The political dilemma we have at our hands, of an empty opposition in the National Assembly, may benefit and irk the PTI and the government in its own ways, but the true brunt of this situation is being shouldered by the country and its legal system. Our parliamentary system has been crafted in a way that both the treasury and the opposition are vital for the functioning of the National Assembly, and with this order disrupted, the system is crumbling.
The recent sessions of the National Assembly are evidence of this. Lawmakers in Wednesday’s session of the National Assembly passed 11 bills without discussion and without even having the required quorum for voting. In normal circumstances, the passing of a bill in the National Assembly would be good news, but those bills would have passed after careful deliberation and debate in the parliament.
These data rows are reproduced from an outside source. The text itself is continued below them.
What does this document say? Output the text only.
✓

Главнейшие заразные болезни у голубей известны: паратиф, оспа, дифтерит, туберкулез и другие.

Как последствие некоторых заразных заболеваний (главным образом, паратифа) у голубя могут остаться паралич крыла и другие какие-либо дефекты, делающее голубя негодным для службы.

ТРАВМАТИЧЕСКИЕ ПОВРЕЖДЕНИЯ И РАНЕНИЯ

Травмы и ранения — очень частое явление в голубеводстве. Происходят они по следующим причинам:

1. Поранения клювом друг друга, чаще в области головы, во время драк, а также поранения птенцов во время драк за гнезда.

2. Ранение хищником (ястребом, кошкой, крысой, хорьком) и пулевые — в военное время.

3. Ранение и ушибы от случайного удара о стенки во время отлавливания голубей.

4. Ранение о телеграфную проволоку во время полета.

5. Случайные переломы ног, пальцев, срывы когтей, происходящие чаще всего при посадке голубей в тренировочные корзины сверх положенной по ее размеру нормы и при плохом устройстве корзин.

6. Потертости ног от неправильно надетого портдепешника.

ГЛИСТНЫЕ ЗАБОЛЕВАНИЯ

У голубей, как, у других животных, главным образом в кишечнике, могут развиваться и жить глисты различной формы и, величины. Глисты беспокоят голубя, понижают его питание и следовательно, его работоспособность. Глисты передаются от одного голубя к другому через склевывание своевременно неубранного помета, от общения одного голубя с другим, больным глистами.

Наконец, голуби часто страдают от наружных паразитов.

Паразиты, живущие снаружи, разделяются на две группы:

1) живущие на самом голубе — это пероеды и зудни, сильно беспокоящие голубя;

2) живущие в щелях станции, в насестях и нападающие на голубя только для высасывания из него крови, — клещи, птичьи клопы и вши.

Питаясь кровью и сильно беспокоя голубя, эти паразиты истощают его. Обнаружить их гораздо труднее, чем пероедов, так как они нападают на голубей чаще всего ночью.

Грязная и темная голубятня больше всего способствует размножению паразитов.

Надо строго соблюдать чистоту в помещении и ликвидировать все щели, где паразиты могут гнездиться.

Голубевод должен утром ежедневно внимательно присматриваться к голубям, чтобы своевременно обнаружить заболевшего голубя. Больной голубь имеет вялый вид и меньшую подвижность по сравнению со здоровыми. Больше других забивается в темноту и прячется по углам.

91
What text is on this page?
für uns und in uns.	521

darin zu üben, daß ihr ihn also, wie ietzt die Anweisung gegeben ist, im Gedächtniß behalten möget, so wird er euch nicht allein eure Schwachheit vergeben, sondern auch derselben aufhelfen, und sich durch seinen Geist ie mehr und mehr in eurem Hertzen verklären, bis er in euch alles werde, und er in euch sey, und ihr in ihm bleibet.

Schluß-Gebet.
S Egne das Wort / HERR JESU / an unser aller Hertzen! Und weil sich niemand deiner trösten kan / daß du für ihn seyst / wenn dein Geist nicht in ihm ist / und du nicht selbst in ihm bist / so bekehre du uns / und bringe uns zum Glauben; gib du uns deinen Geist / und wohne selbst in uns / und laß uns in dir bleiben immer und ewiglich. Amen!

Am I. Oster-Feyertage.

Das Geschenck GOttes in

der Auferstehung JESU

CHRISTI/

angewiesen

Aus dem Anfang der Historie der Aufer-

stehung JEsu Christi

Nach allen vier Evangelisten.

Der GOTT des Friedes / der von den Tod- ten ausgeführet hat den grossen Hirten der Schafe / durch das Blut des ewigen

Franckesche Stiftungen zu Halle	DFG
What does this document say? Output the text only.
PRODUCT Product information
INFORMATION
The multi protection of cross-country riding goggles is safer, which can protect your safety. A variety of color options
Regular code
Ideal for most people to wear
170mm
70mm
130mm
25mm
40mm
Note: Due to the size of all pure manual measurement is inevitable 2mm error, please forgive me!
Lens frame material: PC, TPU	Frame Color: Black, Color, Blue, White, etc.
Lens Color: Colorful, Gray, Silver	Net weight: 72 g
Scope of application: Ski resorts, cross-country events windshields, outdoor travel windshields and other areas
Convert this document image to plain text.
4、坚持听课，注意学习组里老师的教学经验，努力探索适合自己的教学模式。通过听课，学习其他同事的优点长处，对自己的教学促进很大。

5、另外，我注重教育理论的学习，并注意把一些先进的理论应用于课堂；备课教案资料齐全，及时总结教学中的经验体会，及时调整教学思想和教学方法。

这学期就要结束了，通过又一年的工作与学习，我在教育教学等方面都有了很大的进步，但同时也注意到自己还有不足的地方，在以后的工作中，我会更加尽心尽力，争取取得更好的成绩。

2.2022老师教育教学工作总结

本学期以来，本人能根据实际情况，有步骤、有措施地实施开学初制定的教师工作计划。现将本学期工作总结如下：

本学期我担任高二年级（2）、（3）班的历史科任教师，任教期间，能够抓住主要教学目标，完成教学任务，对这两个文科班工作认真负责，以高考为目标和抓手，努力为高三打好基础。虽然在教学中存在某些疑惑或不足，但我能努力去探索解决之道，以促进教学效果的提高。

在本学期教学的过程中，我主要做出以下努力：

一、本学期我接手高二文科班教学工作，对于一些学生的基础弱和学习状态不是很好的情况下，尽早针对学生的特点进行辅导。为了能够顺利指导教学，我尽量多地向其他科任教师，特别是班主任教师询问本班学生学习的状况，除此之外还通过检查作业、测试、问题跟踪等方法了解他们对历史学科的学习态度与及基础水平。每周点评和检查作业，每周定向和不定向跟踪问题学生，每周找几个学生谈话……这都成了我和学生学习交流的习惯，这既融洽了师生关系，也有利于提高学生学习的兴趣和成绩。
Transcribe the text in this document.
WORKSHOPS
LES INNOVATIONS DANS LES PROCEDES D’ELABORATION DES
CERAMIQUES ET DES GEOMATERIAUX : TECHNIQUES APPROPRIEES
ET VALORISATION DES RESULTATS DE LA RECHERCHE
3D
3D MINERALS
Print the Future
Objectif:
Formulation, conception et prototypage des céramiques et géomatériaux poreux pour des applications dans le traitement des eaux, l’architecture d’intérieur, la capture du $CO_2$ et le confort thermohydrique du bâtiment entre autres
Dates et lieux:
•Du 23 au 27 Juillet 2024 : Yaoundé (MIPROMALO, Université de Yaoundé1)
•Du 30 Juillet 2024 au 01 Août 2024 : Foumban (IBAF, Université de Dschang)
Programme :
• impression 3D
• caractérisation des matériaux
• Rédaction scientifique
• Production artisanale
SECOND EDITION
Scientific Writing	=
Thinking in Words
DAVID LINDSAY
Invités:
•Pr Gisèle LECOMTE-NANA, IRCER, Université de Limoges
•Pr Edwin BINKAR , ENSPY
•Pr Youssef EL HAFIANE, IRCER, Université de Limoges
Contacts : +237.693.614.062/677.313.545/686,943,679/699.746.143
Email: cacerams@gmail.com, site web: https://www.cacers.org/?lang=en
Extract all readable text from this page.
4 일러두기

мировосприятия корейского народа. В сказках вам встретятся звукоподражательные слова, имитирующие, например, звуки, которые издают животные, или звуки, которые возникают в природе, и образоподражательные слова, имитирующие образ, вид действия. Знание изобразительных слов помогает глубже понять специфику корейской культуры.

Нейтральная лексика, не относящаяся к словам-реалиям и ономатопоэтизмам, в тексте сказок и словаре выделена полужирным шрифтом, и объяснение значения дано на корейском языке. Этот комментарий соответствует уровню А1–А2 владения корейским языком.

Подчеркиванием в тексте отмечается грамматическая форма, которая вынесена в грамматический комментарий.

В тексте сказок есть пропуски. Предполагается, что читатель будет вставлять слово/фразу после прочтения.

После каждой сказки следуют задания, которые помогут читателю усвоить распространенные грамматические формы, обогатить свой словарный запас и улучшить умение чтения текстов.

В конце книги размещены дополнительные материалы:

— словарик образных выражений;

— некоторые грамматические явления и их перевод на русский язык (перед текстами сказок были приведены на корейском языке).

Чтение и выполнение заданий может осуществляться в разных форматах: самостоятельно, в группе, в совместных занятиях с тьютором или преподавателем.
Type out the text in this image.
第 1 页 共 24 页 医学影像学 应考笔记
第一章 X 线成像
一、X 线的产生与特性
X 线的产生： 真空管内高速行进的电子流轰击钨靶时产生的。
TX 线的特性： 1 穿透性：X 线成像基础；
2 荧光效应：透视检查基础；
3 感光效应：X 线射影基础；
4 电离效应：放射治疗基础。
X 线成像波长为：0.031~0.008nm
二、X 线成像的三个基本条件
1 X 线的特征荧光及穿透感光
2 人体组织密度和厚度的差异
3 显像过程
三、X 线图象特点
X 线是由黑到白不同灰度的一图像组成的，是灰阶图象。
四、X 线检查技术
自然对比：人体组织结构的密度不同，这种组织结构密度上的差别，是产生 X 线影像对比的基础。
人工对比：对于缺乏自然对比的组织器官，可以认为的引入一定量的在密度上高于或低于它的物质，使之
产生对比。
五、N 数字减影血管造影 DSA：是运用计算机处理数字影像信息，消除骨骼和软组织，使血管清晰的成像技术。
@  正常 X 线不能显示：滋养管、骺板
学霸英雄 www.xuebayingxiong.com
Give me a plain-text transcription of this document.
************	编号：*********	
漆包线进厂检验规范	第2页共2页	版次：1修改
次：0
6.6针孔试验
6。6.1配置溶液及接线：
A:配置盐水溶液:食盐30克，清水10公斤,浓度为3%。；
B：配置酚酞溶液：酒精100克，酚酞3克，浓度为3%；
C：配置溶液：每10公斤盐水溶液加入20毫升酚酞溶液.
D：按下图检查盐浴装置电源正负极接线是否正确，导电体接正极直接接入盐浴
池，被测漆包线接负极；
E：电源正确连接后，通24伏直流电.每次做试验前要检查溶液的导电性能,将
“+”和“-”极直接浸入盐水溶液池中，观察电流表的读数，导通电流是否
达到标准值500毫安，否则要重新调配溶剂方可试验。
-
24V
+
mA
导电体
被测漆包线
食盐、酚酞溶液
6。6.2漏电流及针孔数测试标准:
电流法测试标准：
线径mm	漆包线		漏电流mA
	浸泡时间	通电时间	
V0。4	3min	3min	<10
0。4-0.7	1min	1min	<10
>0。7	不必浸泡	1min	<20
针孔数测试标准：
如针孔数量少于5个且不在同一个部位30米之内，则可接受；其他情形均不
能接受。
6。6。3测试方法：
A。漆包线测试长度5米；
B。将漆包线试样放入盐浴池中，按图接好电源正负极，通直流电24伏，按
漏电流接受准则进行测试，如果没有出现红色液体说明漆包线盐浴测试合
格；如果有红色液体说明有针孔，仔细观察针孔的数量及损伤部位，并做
Without an opposition to provide its legislative duty of oversight, and with a treasury bench eager to pass as many bills as possible before its short tenure is over, the likelihood of good laws being passed is low.
A bill is not a joke that it may be passed on a whim, without the requisite quorum or discussion, and sometimes, without parliamentarians even having read the bill. A bill passed has a large possibility of becoming law, and one harmful provision of one law passed carelessly can have a devastating impact on the country for decades. All proposed laws have to be debated even if only to improve or vet. Bad laws can lower trust in the legal system, cause delays in the court, or lead to confusion as to authorities of jurisdiction. Some of the bills passed without debate include a bill seeking enhancement of punishments for spreading obscenity on social media, which may have consequences for freedom of speech. The task of parliamentarians is first and foremost legislation—and we need intelligent debate to ensure that bills being passed are up to the mark.